The vote forced many to choose between loyalty to a President unafraid to attack members of his party who defy him and an emergency declaration that conservative critics describe as executive overreach and warn could set a precedent used by Democratic presidents to declare emergencies over liberal priorities such as action on climate change.

“Declaring a national emergency to access different funds sets a dangerous new precedent,” GOP Sen. Rob Portman of Ohio warned in remarks on the Senate floor ahead of the vote. “It opens the door for future presidents to implement just about any policy they want.”

The senator went on to say, “a future President could seize industries … a future President may well say that climate change is a national emergency and use emergency authorities to implement the Green New Deal,” referencing a sweeping progressive policy proposal to tackle global warming.

Senator Pat Toomey (R-Pa.) issued this statement after voting to terminate the president’s national emergency declaration:

“Well before the president declared this national emergency, I made clear that such a declaration was ill-advised. Our Constitution explicitly gives Congress the responsibility to determine how taxpayer money is used. The president’s emergency declaration undermines the fundamental constitutional principle of the separation of powers, and it sets a dangerous precedent that future presidents could use to advance controversial policies.”

Portman announced during his remarks that he would support the resolution, but made a point to say — as have many other Republicans — that he believes “President Trump is right about the crisis at the border.”

Republicans had to take a tough vote on the border declaration after House Democrats pushed for a resolution to terminate the national emergency that the President announced last month in an effort to unlock money for wall construction at the southern border.

The President declared an emergency when it became clear that Congress would not meet his demand for more than $5 billion in border wall funding. The resolution is privileged, which means that Senate Majority Leader Mitch McConnell could not block it from coming to the floor for a vote.

Enough Republican senators had already stated their support for the resolution ahead of Thursday’s vote to guarantee it would pass. But the President continued to publicly pressure Republicans to vote against the resolution in the hours leading up to the vote, framing the vote as a choice between supporting border security or siding with liberal Democrats on immigration.

A number of GOP senators announced ahead of the vote on Thursday that they would vote in favor of the resolution, including Mitt Romney, Lamar Alexander and Pat Toomey.

Prior to the day of the vote, GOP Senators Rand Paul, Lisa Murkowski, Susan Collins and Thom Tillis had said they planned to vote for the resolution.
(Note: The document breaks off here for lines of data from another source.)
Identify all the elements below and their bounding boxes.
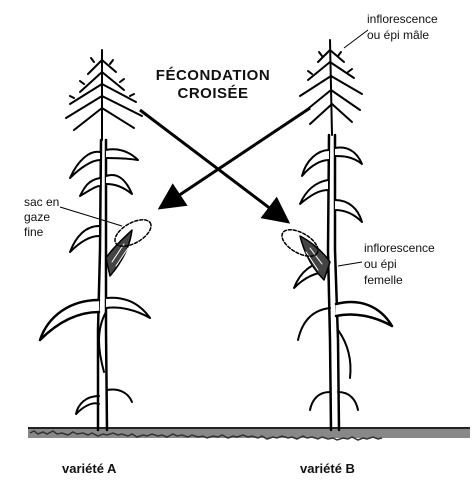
maize-plant-a (40, 50, 155, 430)
stalk-b (328, 135, 339, 430)
arrow-b-to-a (160, 108, 310, 208)
bag-label-line2: gaze (24, 211, 50, 224)
bag-label-line1: sac en (24, 196, 59, 209)
male-label-line2: ou épi mâle (367, 29, 429, 42)
leaf-b8 (338, 330, 351, 378)
leaf-b10 (338, 392, 358, 410)
male-tassel-b (300, 40, 362, 135)
leaf-b7 (298, 308, 330, 340)
maize-plant-b (278, 40, 392, 430)
leaf-b1 (302, 150, 329, 176)
male-tassel-a (66, 50, 142, 140)
leaf-b3 (300, 180, 328, 204)
cross-arrows (140, 108, 310, 222)
leaf-b2 (335, 148, 362, 164)
leaf-b6 (336, 302, 392, 326)
leaf-a7 (106, 298, 150, 318)
leader-bag (60, 207, 122, 226)
leaf-b4 (335, 200, 362, 222)
leaf-a6 (40, 300, 99, 340)
leaf-a9 (76, 396, 99, 414)
female-ear-a (106, 230, 132, 276)
leaf-a4 (106, 175, 132, 194)
female-label-line1: inflorescence (364, 242, 435, 255)
leader-female (338, 262, 362, 266)
female-label-line3: femelle (364, 274, 403, 287)
leaf-a10 (107, 390, 132, 403)
leaf-a5 (70, 226, 99, 252)
leaf-a2 (106, 149, 138, 160)
ground (28, 428, 470, 440)
variety-a-label: variété A (62, 462, 116, 476)
male-label-line1: inflorescence (367, 13, 438, 26)
leader-male (344, 30, 368, 48)
bag-label-line3: fine (24, 226, 43, 239)
leaf-b9 (310, 392, 330, 410)
title-line2: CROISÉE (138, 86, 288, 103)
leaf-a1 (70, 152, 100, 178)
leaf-a3 (80, 178, 100, 196)
female-label-line2: ou épi (364, 258, 397, 271)
title-line1: FÉCONDATION (138, 68, 288, 85)
variety-b-label: variété B (300, 462, 355, 476)
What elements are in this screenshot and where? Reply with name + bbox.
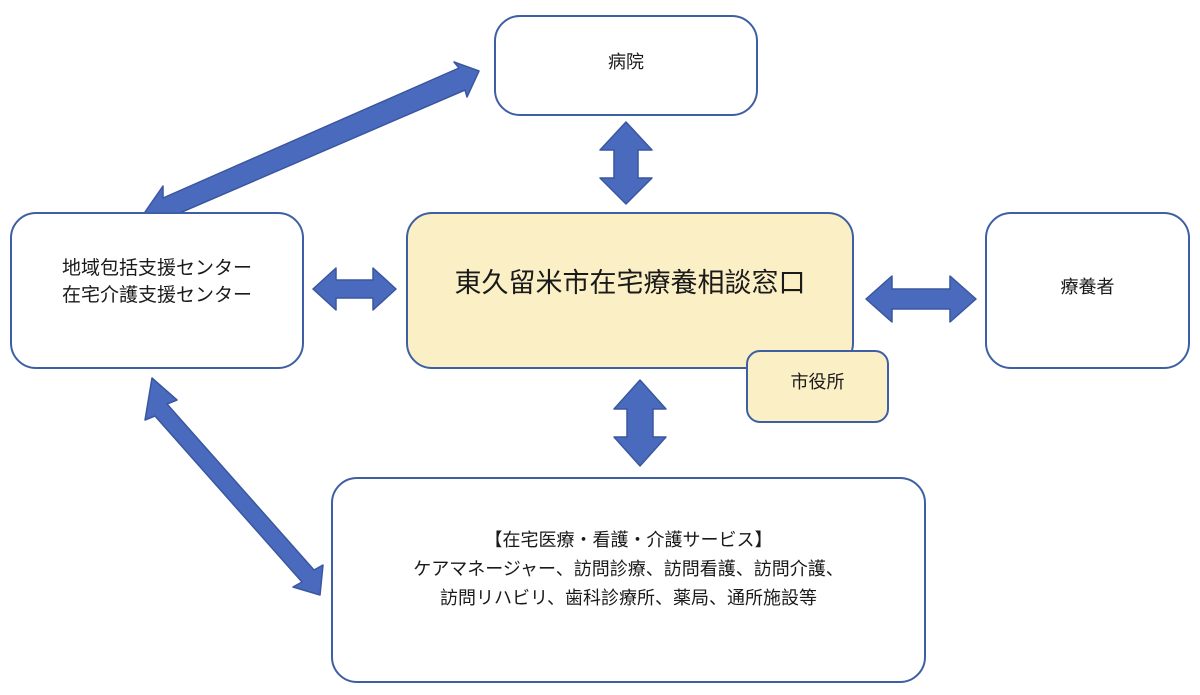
- regional-center-box: 地域包括支援センター 在宅介護支援センター: [10, 212, 304, 369]
- consultation-window-box: 東久留米市在宅療養相談窓口: [406, 212, 854, 369]
- arrow-center-patient: [865, 275, 977, 323]
- services-list-2: 訪問リハビリ、歯科診療所、薬局、通所施設等: [440, 587, 817, 609]
- services-heading: 【在宅医療・看護・介護サービス】: [484, 529, 773, 551]
- services-box: 【在宅医療・看護・介護サービス】 ケアマネージャー、訪問診療、訪問看護、訪問介護…: [331, 477, 926, 683]
- regional-center-label-1: 地域包括支援センター: [61, 256, 252, 279]
- arrow-hospital-regional: [144, 61, 480, 226]
- patient-label: 療養者: [1060, 276, 1115, 298]
- arrow-center-services: [613, 379, 667, 467]
- consultation-window-label: 東久留米市在宅療養相談窓口: [454, 268, 806, 299]
- city-office-box: 市役所: [746, 350, 889, 423]
- arrow-hospital-center: [599, 121, 653, 205]
- city-office-label: 市役所: [790, 371, 845, 393]
- patient-box: 療養者: [985, 212, 1190, 369]
- regional-center-label-2: 在宅介護支援センター: [61, 283, 252, 306]
- arrow-regional-center: [312, 267, 397, 311]
- hospital-label: 病院: [608, 51, 644, 73]
- arrow-regional-services: [144, 377, 324, 596]
- hospital-box: 病院: [494, 15, 758, 116]
- services-list-1: ケアマネージャー、訪問診療、訪問看護、訪問介護、: [413, 558, 844, 580]
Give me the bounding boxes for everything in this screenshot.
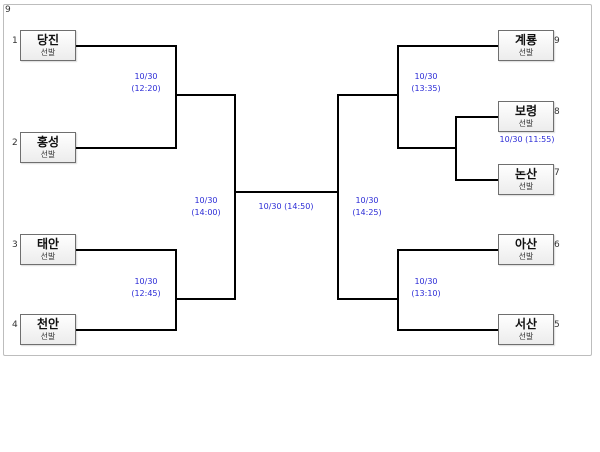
match-time: (14:00): [191, 208, 221, 217]
seed-label: 5: [554, 320, 560, 330]
team-box-taean[interactable]: 태안 선발: [20, 234, 76, 265]
team-box-nonsan[interactable]: 논산 선발: [498, 164, 554, 195]
corner-label: 9: [5, 5, 11, 15]
line-right-semi: [337, 94, 398, 300]
team-name: 천안: [36, 317, 60, 331]
match-date: 10/30: [134, 72, 158, 81]
team-status: 선발: [40, 332, 56, 341]
team-name: 홍성: [36, 135, 60, 149]
match-datetime: 10/30 (14:50): [258, 202, 314, 211]
team-name: 서산: [514, 317, 538, 331]
team-name: 태안: [36, 237, 60, 251]
match-label-final: 10/30 (14:50): [250, 201, 322, 213]
match-date: 10/30: [194, 196, 218, 205]
team-status: 선발: [518, 119, 534, 128]
team-name: 아산: [514, 237, 538, 251]
team-status: 선발: [518, 48, 534, 57]
match-label-right-top: 10/30 (13:35): [402, 71, 450, 95]
seed-label: 8: [554, 107, 560, 117]
team-box-dangjin[interactable]: 당진 선발: [20, 30, 76, 61]
line-right-bottom: [397, 249, 498, 331]
line-right-playin: [455, 116, 498, 181]
team-status: 선발: [40, 48, 56, 57]
match-label-right-bottom: 10/30 (13:10): [402, 276, 450, 300]
team-status: 선발: [40, 252, 56, 261]
seed-label: 7: [554, 168, 560, 178]
match-date: 10/30: [414, 277, 438, 286]
team-name: 계룡: [514, 33, 538, 47]
team-box-gyeryong[interactable]: 계룡 선발: [498, 30, 554, 61]
team-box-asan[interactable]: 아산 선발: [498, 234, 554, 265]
match-label-left-bottom: 10/30 (12:45): [122, 276, 170, 300]
seed-label: 3: [12, 240, 18, 250]
match-time: (13:10): [411, 289, 441, 298]
line-left-top: [76, 45, 177, 149]
match-time: (12:45): [131, 289, 161, 298]
team-name: 당진: [36, 33, 60, 47]
seed-label: 2: [12, 138, 18, 148]
match-datetime: 10/30 (11:55): [499, 135, 555, 144]
match-date: 10/30: [134, 277, 158, 286]
seed-label: 1: [12, 36, 18, 46]
line-left-semi: [176, 94, 236, 300]
match-label-left-top: 10/30 (12:20): [122, 71, 170, 95]
match-date: 10/30: [355, 196, 379, 205]
seed-label: 4: [12, 320, 18, 330]
team-status: 선발: [518, 182, 534, 191]
line-left-bottom: [76, 249, 177, 331]
line-right-top: [397, 45, 498, 149]
seed-label: 9: [554, 36, 560, 46]
bracket-frame: [3, 4, 592, 356]
match-time: (14:25): [352, 208, 382, 217]
match-label-right-playin: 10/30 (11:55): [492, 134, 562, 146]
team-box-boryeong[interactable]: 보령 선발: [498, 101, 554, 132]
team-box-cheonan[interactable]: 천안 선발: [20, 314, 76, 345]
team-box-hongseong[interactable]: 홍성 선발: [20, 132, 76, 163]
match-label-right-semi: 10/30 (14:25): [343, 195, 391, 219]
match-label-left-semi: 10/30 (14:00): [182, 195, 230, 219]
match-time: (13:35): [411, 84, 441, 93]
team-box-seosan[interactable]: 서산 선발: [498, 314, 554, 345]
team-name: 보령: [514, 104, 538, 118]
team-status: 선발: [40, 150, 56, 159]
match-time: (12:20): [131, 84, 161, 93]
team-status: 선발: [518, 252, 534, 261]
team-status: 선발: [518, 332, 534, 341]
team-name: 논산: [514, 167, 538, 181]
seed-label: 6: [554, 240, 560, 250]
match-date: 10/30: [414, 72, 438, 81]
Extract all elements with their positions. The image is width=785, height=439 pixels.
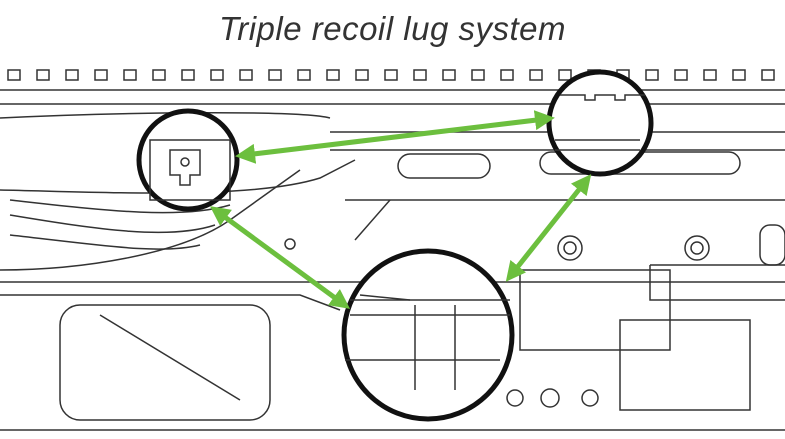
rail-slot: [297, 69, 311, 81]
rail-slot: [94, 69, 108, 81]
rail-slot: [268, 69, 282, 81]
rail-slot: [500, 69, 514, 81]
rail-slot: [181, 69, 195, 81]
rail-slot: [703, 69, 717, 81]
rail-slot: [239, 69, 253, 81]
rail-slot: [123, 69, 137, 81]
arrow-top-to-rear: [505, 174, 592, 282]
rail-slot: [529, 69, 543, 81]
rail-slot: [65, 69, 79, 81]
rail-slot: [761, 69, 775, 81]
callout-detail: [149, 94, 645, 390]
rail-slot: [471, 69, 485, 81]
rail-slot: [7, 69, 21, 81]
callout-circles: [136, 69, 654, 422]
rail-slot: [152, 69, 166, 81]
rail-slot: [674, 69, 688, 81]
rail-slot: [558, 69, 572, 81]
rail-slot: [36, 69, 50, 81]
arrow-front-to-rear: [209, 206, 351, 309]
rail-slot: [210, 69, 224, 81]
callout-arrows: [209, 110, 592, 309]
rail-slot: [384, 69, 398, 81]
arrow-front-to-top: [235, 110, 555, 164]
rail-slot: [413, 69, 427, 81]
rail-slot: [732, 69, 746, 81]
rail-slot: [645, 69, 659, 81]
top-lug-callout-circle: [546, 69, 654, 177]
picatinny-rail: [7, 69, 775, 81]
rear-lug-callout-circle: [341, 248, 515, 422]
rail-slot: [442, 69, 456, 81]
rail-slot: [326, 69, 340, 81]
rail-slot: [355, 69, 369, 81]
diagram-title: Triple recoil lug system: [219, 10, 566, 47]
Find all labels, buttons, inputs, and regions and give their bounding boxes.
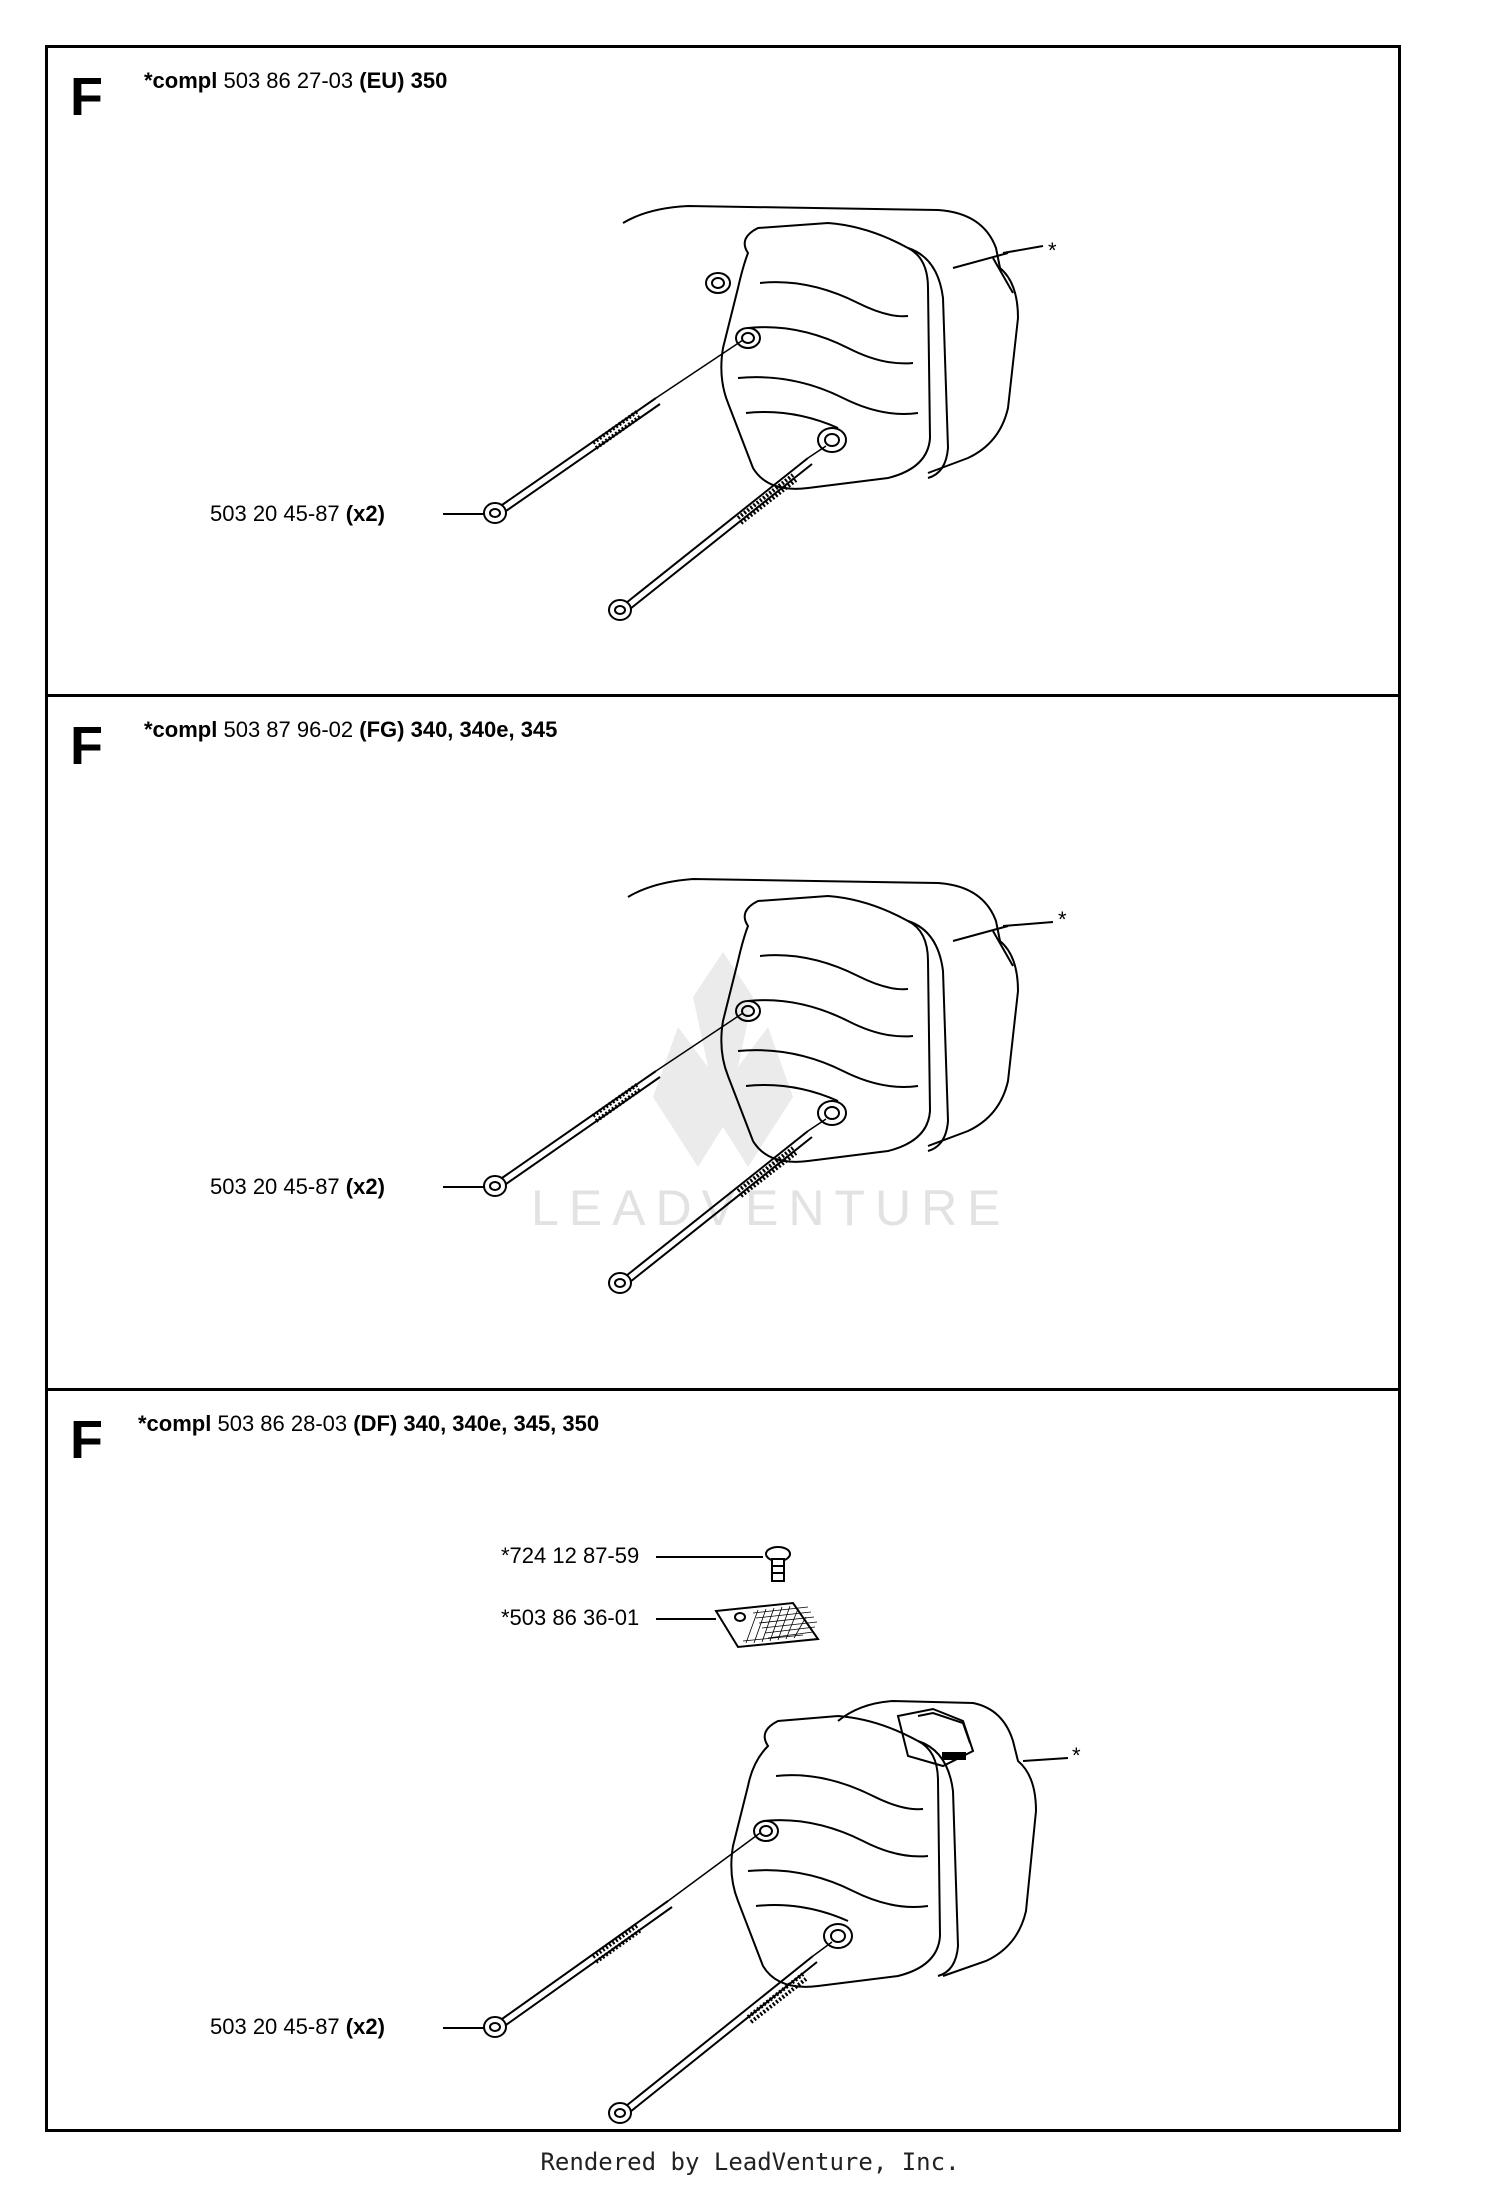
- bolt-callout: 503 20 45-87 (x2): [210, 2014, 385, 2040]
- callout-quantity: (x2): [345, 2014, 385, 2039]
- section-heading: *compl 503 86 27-03 (EU) 350: [144, 68, 447, 94]
- section-eu: F *compl 503 86 27-03 (EU) 350: [48, 48, 1398, 694]
- section-letter: F: [70, 1410, 103, 1470]
- screw-callout: *724 12 87-59: [501, 1543, 639, 1569]
- heading-part-number: 503 86 28-03: [217, 1411, 348, 1436]
- heading-variant: (DF) 340, 340e, 345, 350: [353, 1411, 600, 1436]
- heading-part-number: 503 86 27-03: [223, 68, 354, 93]
- callout-quantity: (x2): [345, 1174, 385, 1199]
- assembly-marker: *: [1058, 907, 1067, 932]
- callout-part-number: *724 12 87-59: [501, 1543, 640, 1568]
- heading-prefix: *compl: [138, 1411, 212, 1436]
- section-heading: *compl 503 87 96-02 (FG) 340, 340e, 345: [144, 717, 557, 743]
- section-fg: F *compl 503 87 96-02 (FG) 340, 340e, 34…: [48, 694, 1398, 1388]
- section-df: F *compl 503 86 28-03 (DF) 340, 340e, 34…: [48, 1388, 1398, 2129]
- assembly-marker: *: [1072, 1743, 1081, 1768]
- screen-callout: *503 86 36-01: [501, 1605, 639, 1631]
- section-letter: F: [70, 67, 103, 127]
- callout-part-number: *503 86 36-01: [501, 1605, 640, 1630]
- heading-prefix: *compl: [144, 68, 218, 93]
- diagram-frame: F *compl 503 86 27-03 (EU) 350: [45, 45, 1401, 2132]
- bolt-callout: 503 20 45-87 (x2): [210, 501, 385, 527]
- bolt-callout: 503 20 45-87 (x2): [210, 1174, 385, 1200]
- footer-credit: Rendered by LeadVenture, Inc.: [540, 2148, 960, 2176]
- callout-part-number: 503 20 45-87: [210, 1174, 340, 1199]
- muffler-illustration: [443, 1546, 1069, 2124]
- assembly-marker: *: [1048, 238, 1057, 263]
- watermark-text: LEADVENTURE: [531, 1180, 1011, 1236]
- section-heading: *compl 503 86 28-03 (DF) 340, 340e, 345,…: [138, 1411, 599, 1437]
- heading-prefix: *compl: [144, 717, 218, 742]
- heading-variant: (EU) 350: [359, 68, 448, 93]
- callout-part-number: 503 20 45-87: [210, 501, 340, 526]
- heading-part-number: 503 87 96-02: [223, 717, 354, 742]
- callout-quantity: (x2): [345, 501, 385, 526]
- callout-part-number: 503 20 45-87: [210, 2014, 340, 2039]
- muffler-illustration: [443, 204, 1044, 621]
- muffler-illustration: [443, 877, 1054, 1294]
- heading-variant: (FG) 340, 340e, 345: [359, 717, 558, 742]
- section-letter: F: [70, 716, 103, 776]
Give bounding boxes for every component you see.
In an apparent last-minute reversal, however, Tillis announced just ahead of the vote on Thursday that he would vote against the resolution, despite previously saying he would vote in favor in a Washington Post op-ed.

“Today, I come to the floor to say that I do not intend to vote for the resolution of disapproval,” the senator said, adding “The White House has been very gracious and I should say very patient given my initial position in working with us.”